- Born: 1864 Elkhart, Indiana
- Died: June 2, 1926 (aged 61–62) Oneonta, New York
- Occupation: Architect
- Known for: Architect, socialist
- Notable work: Julius I. Foust Building, Orlo Epps House

= Orlo Epps =

American architect

Orlo Epps (1864 – June 2, 1926) was an American architect, mathematician, physicist, and socialist writer.

==Life==
Epps was born in Elkhart, Indiana, the son of Edward Epps and Helen (Blanchard) Epps. He moved to Oneonta, New York at age 16. He graduated from high school in Oneonta and thereafter studied architecture at Cornell University, graduating in 1888. After receiving his degree from Cornell, Epps associated with builder Lyman H. Blend and practiced as an architect in Oneonta. He moved to Greensboro, North Carolina in approximately 1890 and became known as "one of Greensboro's principal architects around the turn of the 20th century. Epps was also a professor of mathematics and physics at the Agricultural and Mechanical College at Greensboro.

Epps returned to Oneonta in 1905. He operated a hardware business under the name Epps & Kerr from 1905 until 1908. After the "Wooden Row fire of 1908," Epps returned to the practice of architecture, assisting Lyman Blend in designing a row of brick structures to replace the ones destroyed in the fire. He opened an architectural office in Oneonta in 1911, which he continued until his death. He was also a member of the Fortnightly Club and a Royal Arch High Priest in the Masons.

At the time of the 1910 United States census, Epps was living in Oneonta with his wife Charlotte and his mother Helen. His occupation was listed as an architect with his own office. At the time of the 1915 New York Census, Epps was living in Oneonta with his wife Charlotte, mother Helen and five-year-old son Max. At the time of the 1920 U.S. census, he was living in Oneonta with his wife Charlotte and son Max. Epps died in Oneonta in June 1926 at age 61.

==Views==
Epps was also outspoken on political and economic matters. He was known as "a Socialist in a day when a member of that political party was held in suspicion by the average citizen." In 1903, Epps also published a book on economic theory through The Epps Publishing Co. of Oneonta. The book was titled Economic Liberty vs. The Warfare of Wealth.
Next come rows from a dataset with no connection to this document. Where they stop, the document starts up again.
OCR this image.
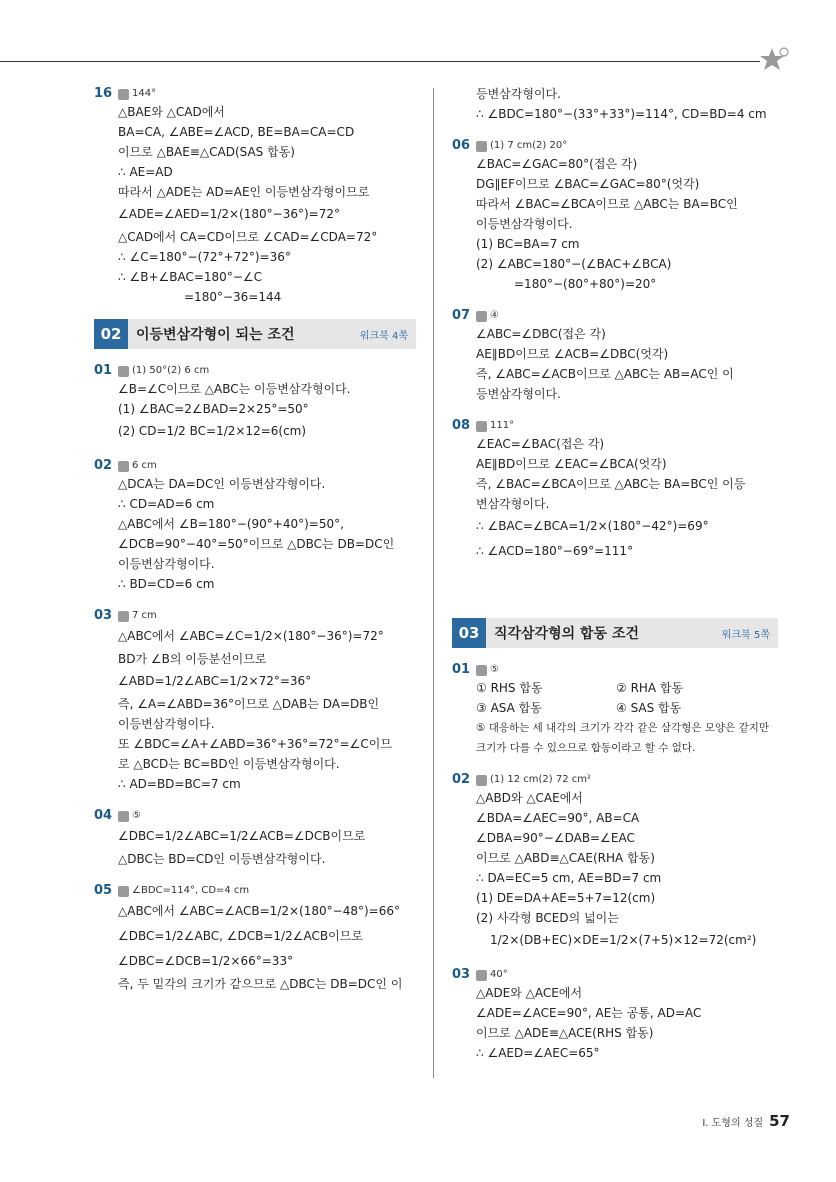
16	144°
△BAE와 △CAD에서
BA=CA, ∠ABE=∠ACD, BE=BA=CA=CD
이므로 △BAE≡△CAD(SAS 합동)
∴ AE=AD
따라서 △ADE는 AD=AE인 이등변삼각형이므로
∠ADE=∠AED=1/2×(180°−36°)=72°
△CAD에서 CA=CD이므로 ∠CAD=∠CDA=72°
∴ ∠C=180°−(72°+72°)=36°
∴ ∠B+∠BAC=180°−∠C
=180°−36=144
02	이등변삼각형이 되는 조건	워크북 4쪽
01	(1) 50° (2) 6 cm
∠B=∠C이므로 △ABC는 이등변삼각형이다.
(1) ∠BAC=2∠BAD=2×25°=50°
(2) CD=1/2 BC=1/2×12=6(cm)
02	6 cm
△DCA는 DA=DC인 이등변삼각형이다.
∴ CD=AD=6 cm
△ABC에서 ∠B=180°−(90°+40°)=50°,
∠DCB=90°−40°=50°이므로 △DBC는 DB=DC인
이등변삼각형이다.
∴ BD=CD=6 cm
03	7 cm
△ABC에서 ∠ABC=∠C=1/2×(180°−36°)=72°
BD가 ∠B의 이등분선이므로
∠ABD=1/2∠ABC=1/2×72°=36°
즉, ∠A=∠ABD=36°이므로 △DAB는 DA=DB인
이등변삼각형이다.
또 ∠BDC=∠A+∠ABD=36°+36°=72°=∠C이므
로 △BCD는 BC=BD인 이등변삼각형이다.
∴ AD=BD=BC=7 cm
04	⑤
∠DBC=1/2∠ABC=1/2∠ACB=∠DCB이므로
△DBC는 BD=CD인 이등변삼각형이다.
05	∠BDC=114°, CD=4 cm
△ABC에서 ∠ABC=∠ACB=1/2×(180°−48°)=66°
∠DBC=1/2∠ABC, ∠DCB=1/2∠ACB이므로
∠DBC=∠DCB=1/2×66°=33°
즉, 두 밑각의 크기가 같으므로 △DBC는 DB=DC인 이
등변삼각형이다.
∴ ∠BDC=180°−(33°+33°)=114°, CD=BD=4 cm
06	(1) 7 cm (2) 20°
∠BAC=∠GAC=80°(접은 각)
DG∥EF이므로 ∠BAC=∠GAC=80°(엇각)
따라서 ∠BAC=∠BCA이므로 △ABC는 BA=BC인
이등변삼각형이다.
(1) BC=BA=7 cm
(2) ∠ABC=180°−(∠BAC+∠BCA)
=180°−(80°+80°)=20°
07	④
∠ABC=∠DBC(접은 각)
AE∥BD이므로 ∠ACB=∠DBC(엇각)
즉, ∠ABC=∠ACB이므로 △ABC는 AB=AC인 이
등변삼각형이다.
08	111°
∠EAC=∠BAC(접은 각)
AE∥BD이므로 ∠EAC=∠BCA(엇각)
즉, ∠BAC=∠BCA이므로 △ABC는 BA=BC인 이등
변삼각형이다.
∴ ∠BAC=∠BCA=1/2×(180°−42°)=69°
∴ ∠ACD=180°−69°=111°
03	직각삼각형의 합동 조건	워크북 5쪽
01	⑤
① RHS 합동	② RHA 합동
③ ASA 합동	④ SAS 합동
⑤ 대응하는 세 내각의 크기가 각각 같은 삼각형은 모양은 같지만 크기가 다를 수 있으므로 합동이라고 할 수 없다.
02	(1) 12 cm (2) 72 cm²
△ABD와 △CAE에서
∠BDA=∠AEC=90°, AB=CA
∠DBA=90°−∠DAB=∠EAC
이므로 △ABD≡△CAE(RHA 합동)
∴ DA=EC=5 cm, AE=BD=7 cm
(1) DE=DA+AE=5+7=12(cm)
(2) 사각형 BCED의 넓이는
1/2×(DB+EC)×DE=1/2×(7+5)×12=72(cm²)
03	40°
△ADE와 △ACE에서
∠ADE=∠ACE=90°, AE는 공통, AD=AC
이므로 △ADE≡△ACE(RHS 합동)
∴ ∠AED=∠AEC=65°
I. 도형의 성질 57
Epps also became a leader of the local Socialist Party in Oneonta, and he advocated for women's suffrage, direct election of senators, and the referendum and recall.

==Architectural works==
Among Epps' designs are the following:
- Julius I. Foust Building, also known as the Main Building at the State Normal and Industrial School for White Girls (later renamed University of North Carolina at Greensboro), 1000 W. Spring Garden St., Greensboro, North Carolina (Epps & Hackett), NRHP-listed
- Orlo Epps House, 808 Walker Avenue, College Hill, Greensboro, North Carolina, and possibly other works in College Hill Historic District, roughly bounded by W. Market St., S. Cedar St., Oakland Ave. and McIver St., Greensboro, North Carolina (Epps, Orlo), NRHP-listed
- F.H. Bresee building, Oneonta, New York
- Brick Dormitory (1891), University of North Carolina at Greensboro, Greensboro, North Carolina (Orlo Epps with C. M. Hackett), no longer standing
- Cone Export Commission Company Office Building (1902), 111 W. Washington St., Greensboro, North Carolina
- Elks Club, Oneonta lodge
- Flat Top Manor (1899–1901), also known as Cone Estate, Moses H. Cone Memorial Park, Blue Ridge Parkway milepost 294, Watauga County, North Carolina
- Fox Hospital Nurses' home (1910), Oneonta, New York
- Hobart Presbyterian Church (1914), Hobart, New York
- Morris Brothers, Elmore and West-Nesbitt feed mills and grain elevators
- Old State School at Delhi, New York
- Parshall Hospital addition (1922), Oneonta, New York
- Tallulah A. Richardson House, 312 S. Main St., Reidsville, North Carolina
Some of his buildings are listed on the National Register of Historic Places.